In simple terms, this type of therapy removes the ‘brakes’ from a person’s immune system. Normally, our immune system can differentiate normal cells from foreign cells by molecules known as “checkpoints”, which restrain the immune system when present on a cell. Unfortunately, cancer cells have the ability to conceal themselves from the immune system through the use of these checkpoints. By deactivating these brakes, we can boost our immune response against cancer cells. This therapy has already revolutionized the field, showing a great deal of promise in treating certain cancers.

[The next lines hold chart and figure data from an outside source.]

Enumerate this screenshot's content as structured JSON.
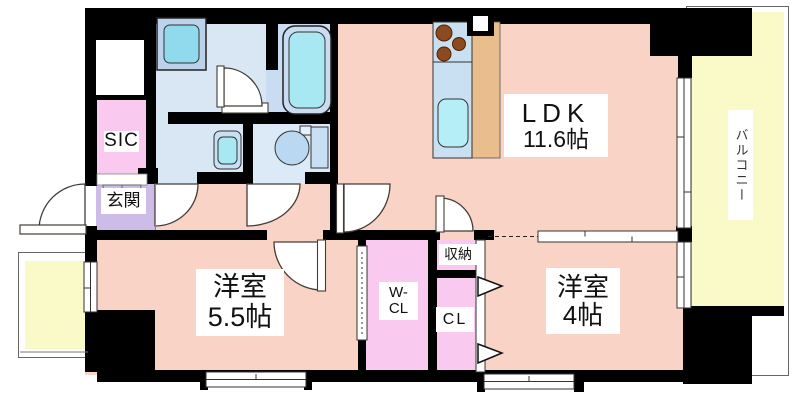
{
  "floorplan": {
    "rooms": {
      "ldk": {
        "name": "LDK",
        "size": "11.6帖"
      },
      "bedroom_a": {
        "name": "洋室",
        "size": "5.5帖"
      },
      "bedroom_b": {
        "name": "洋室",
        "size": "4帖"
      },
      "balcony": {
        "name": "バルコニー"
      },
      "entrance": {
        "name": "玄関"
      },
      "shoes_in_closet": {
        "name": "SIC"
      },
      "walk_in_closet": {
        "name_line1": "W-",
        "name_line2": "CL"
      },
      "closet": {
        "name": "CL"
      },
      "storage": {
        "name": "収納"
      }
    },
    "fixtures": [
      "washing-machine",
      "bathtub",
      "toilet",
      "washbasin",
      "kitchen-counter",
      "kitchen-sink",
      "stove-burners",
      "range-hood"
    ],
    "colors": {
      "wall": "#000000",
      "living_rooms": "#F8D3C6",
      "closets": "#F9C9EF",
      "entrance": "#CDBCE8",
      "wet_area": "#D9E7F5",
      "balcony": "#FAFAC8",
      "kitchen_counter_top": "#C8E0F2",
      "kitchen_counter_wood": "#E9BE8C",
      "water_cyan": "#A8E8F2"
    }
  }
}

CNL’s research is the first to suggest that low dose radiation can improve the efficacy of immune checkpoint therapy, which improves a new form of cancer therapy that’s already proven to be effective. CNL recently filed a provisional patent on combining these two therapies for the treatment of colon cancer.
Patent pending on stem cell therapies to treat muscle disease and aging
Researchers in CNL’s Radiobiology and Health department demonstrated some very compelling results treating stem cells with low dose radiation that could lead to new treatments for muscle diseases and aging. Staff in CNL’s Radiobiology group theorized that the exposure of low levels of radiation to muscle stem cells may have therapeutic applications.
CNL found that low dose radiation exposure resulted in a substantial improvement of muscle fiber formation, and that the loss of this capacity – which is routinely observed in a long term culture – is partially reversed through this treatment. Overall, the data indicates that low dose radiation enhances muscle stem cell memory. Although specific mechanisms of this enhancement are unknown, these results open up opportunities for improving the properties of muscle stem cells destined for therapeutic transplantation.